Era evidente, además, una creciente y preocupante desafección eclesial en muchos países; sobre todo, de Europa occidental. Y, entre ellos, obviamente, España. La Iglesia necesitaba una renovación profunda y rápida, tanto en su cabeza como en la relación que mantenía con el mundo y con muchas de las comunidades cristianas.
Entre Asís y Loyola
El contenido de estas inquietudes y demandas fue fraguándose en las congregaciones generales que se celebraron durante los días previos al consistorio en el que fue elegido –para sorpresa, nuevamente, de casi todos– el cardenal argentino Jorge Mario Bergoglio –fallecido hoy–, de formación jesuítica y que había adoptado el nombre de Francisco, buscando un pontificado presidido por la síntesis entre la pobreza del santo de Asís y la espiritualidad del de Loyola.
Desde el momento en que se asomó a la balconada principal de la Basílica de San Pedro, para impartir la primera bendición ‘Urbi et Orbi’, se supo que el nuevo papa era un gran comunicador.

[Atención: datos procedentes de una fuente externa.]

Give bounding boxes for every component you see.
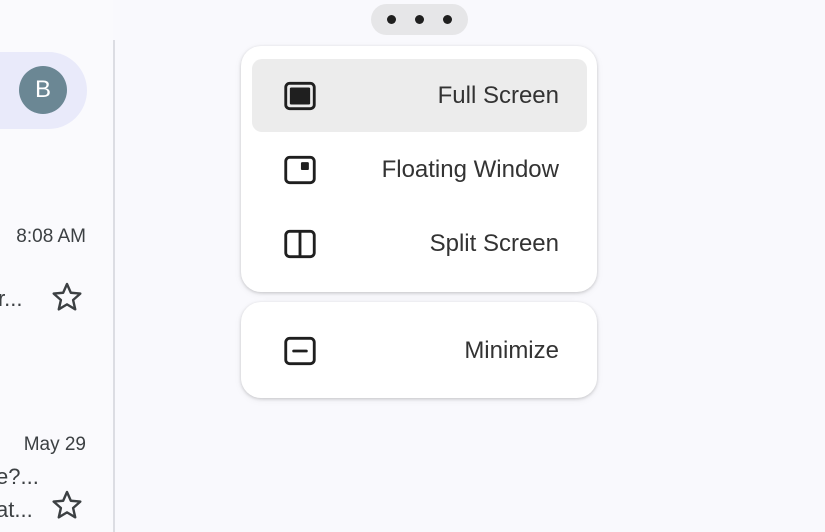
split-screen-option[interactable]: Split Screen <box>252 207 587 280</box>
menu-item-label: Floating Window <box>381 155 559 183</box>
menu-item-label: Minimize <box>464 336 559 364</box>
star-icon[interactable] <box>50 280 84 314</box>
message-time: May 29 <box>23 434 86 455</box>
split-screen-icon <box>284 229 316 258</box>
avatar[interactable]: B <box>19 66 67 114</box>
dot-icon <box>443 15 452 24</box>
window-mode-menu: Full Screen Floating Window Split Screen <box>241 46 597 292</box>
dot-icon <box>415 15 424 24</box>
email-list-pane: B 8:08 AM r... May 29 e?... at... <box>0 0 113 532</box>
minimize-menu: Minimize <box>241 302 597 398</box>
window-options-handle[interactable] <box>371 4 468 35</box>
message-time: 8:08 AM <box>16 226 86 247</box>
message-snippet[interactable]: r... <box>0 286 22 312</box>
full-screen-icon <box>284 81 316 110</box>
pane-divider <box>113 40 115 532</box>
menu-item-label: Split Screen <box>429 229 559 257</box>
floating-window-icon <box>284 155 316 184</box>
floating-window-option[interactable]: Floating Window <box>252 133 587 206</box>
minimize-option[interactable]: Minimize <box>252 314 587 387</box>
message-snippet[interactable]: at... <box>0 497 33 523</box>
message-snippet[interactable]: e?... <box>0 464 39 490</box>
minimize-icon <box>284 336 316 365</box>
star-icon[interactable] <box>50 488 84 522</box>
dot-icon <box>387 15 396 24</box>
menu-item-label: Full Screen <box>437 81 559 109</box>
full-screen-option[interactable]: Full Screen <box>252 59 587 132</box>
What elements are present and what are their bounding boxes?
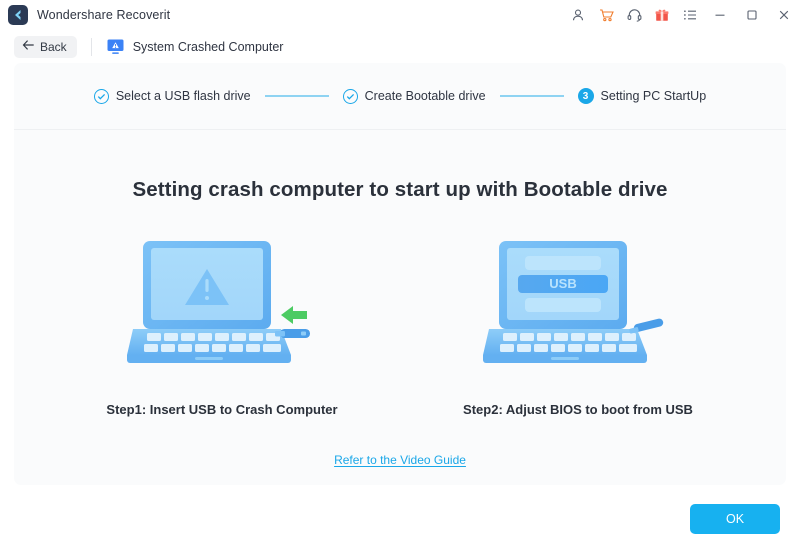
step2-block: USB Step2: Adjust BIOS to boot from USB bbox=[438, 228, 718, 417]
app-title: Wondershare Recoverit bbox=[37, 8, 171, 22]
arrow-left-icon bbox=[22, 39, 35, 54]
header-divider bbox=[90, 37, 92, 56]
step2-caption: Step2: Adjust BIOS to boot from USB bbox=[463, 402, 693, 417]
step-setting-pc-startup[interactable]: 3 Setting PC StartUp bbox=[577, 88, 707, 104]
recoverit-logo-icon bbox=[8, 5, 28, 25]
step1-caption: Step1: Insert USB to Crash Computer bbox=[106, 402, 338, 417]
menu-list-icon[interactable] bbox=[676, 0, 704, 30]
page-title: Setting crash computer to start up with … bbox=[132, 178, 668, 201]
step-label: Select a USB flash drive bbox=[115, 89, 251, 103]
back-button[interactable]: Back bbox=[14, 35, 77, 58]
check-circle-icon bbox=[93, 88, 109, 104]
content-card: Select a USB flash drive Create Bootable… bbox=[14, 63, 786, 485]
step-create-bootable-drive[interactable]: Create Bootable drive bbox=[342, 88, 486, 104]
step-connector bbox=[499, 95, 564, 97]
step-label: Create Bootable drive bbox=[364, 89, 486, 103]
gift-icon[interactable] bbox=[648, 0, 676, 30]
check-circle-icon bbox=[342, 88, 358, 104]
maximize-button[interactable] bbox=[736, 0, 768, 30]
sub-header: Back System Crashed Computer bbox=[0, 30, 800, 63]
title-bar: Wondershare Recoverit bbox=[0, 0, 800, 30]
ok-button[interactable]: OK bbox=[690, 504, 780, 534]
video-guide-link[interactable]: Refer to the Video Guide bbox=[334, 453, 466, 467]
progress-stepper: Select a USB flash drive Create Bootable… bbox=[14, 63, 786, 130]
step-select-usb-flash-drive[interactable]: Select a USB flash drive bbox=[93, 88, 251, 104]
laptop-crashed-with-usb-illustration bbox=[82, 228, 362, 378]
step-connector bbox=[264, 95, 329, 97]
video-guide-wrap: Refer to the Video Guide bbox=[14, 451, 786, 469]
step-label: Setting PC StartUp bbox=[600, 89, 707, 103]
system-crashed-computer-icon bbox=[106, 37, 125, 56]
laptop-bios-usb-illustration: USB bbox=[438, 228, 718, 378]
back-button-label: Back bbox=[40, 39, 67, 54]
support-icon[interactable] bbox=[620, 0, 648, 30]
account-icon[interactable] bbox=[564, 0, 592, 30]
bios-usb-label: USB bbox=[549, 276, 576, 291]
close-button[interactable] bbox=[768, 0, 800, 30]
module-title: System Crashed Computer bbox=[132, 39, 284, 54]
illustration-row: Step1: Insert USB to Crash Computer USB … bbox=[14, 228, 786, 417]
window-controls bbox=[564, 0, 800, 30]
step1-block: Step1: Insert USB to Crash Computer bbox=[82, 228, 362, 417]
step-number-badge: 3 bbox=[577, 88, 594, 104]
cart-icon[interactable] bbox=[592, 0, 620, 30]
minimize-button[interactable] bbox=[704, 0, 736, 30]
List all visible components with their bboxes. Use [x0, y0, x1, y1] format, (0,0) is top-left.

No solo se inclinaba ante el pueblo reunido en la plaza o solicitaba su bendición, y los despedía invitándoles a que descansaran, sino que regresaba a la residencia romana en la que se había alojado hasta entonces para coger sus enseres y pagar la estancia; se trasladaba a vivir a Santa Marta, dejando los apartamentos papales; aceptaba el regalo de un viejo Renault 4L, ofrecido por un sacerdote italiano y se paseaba con él, en señal de agradecimiento; iba a visitar al oculista, en vez de llamarle para que se personara en las dependencias vaticanas; comía con los trabajadores de la Santa Sede.
Viaje a Lampedusa
Y, sobre todo, realizaba su primera salida oficial a Lampedusa, la isla sobrepasada en su capacidad de acogida por la multitud de refugiados que llegaban a sus costas. Al hacerlo, llevaba a primera página de la prensa mundial el problema de los migrantes en el Mediterráneo, una de las preocupaciones que, desde entonces, estaría permanentemente presente en sus palabras y en muchas de sus decisiones.
Estos sencillos y, a la vez, sorprendentes gestos venían acompañados de un magisterio diario y directo, gracias a la predicación matutina y a sus declaraciones en diferentes medios de comunicación social de todo el mundo. Y lo hacía abordando temas de actualidad y empleando las expresiones populares a las que había recurrido siendo arzobispo de Buenos Aires, y con una admirable libertad. (…)
Pero tampoco le faltaron las críticas de quienes, sintonizando con su proyecto renovador, echaron de menos decisiones concretas.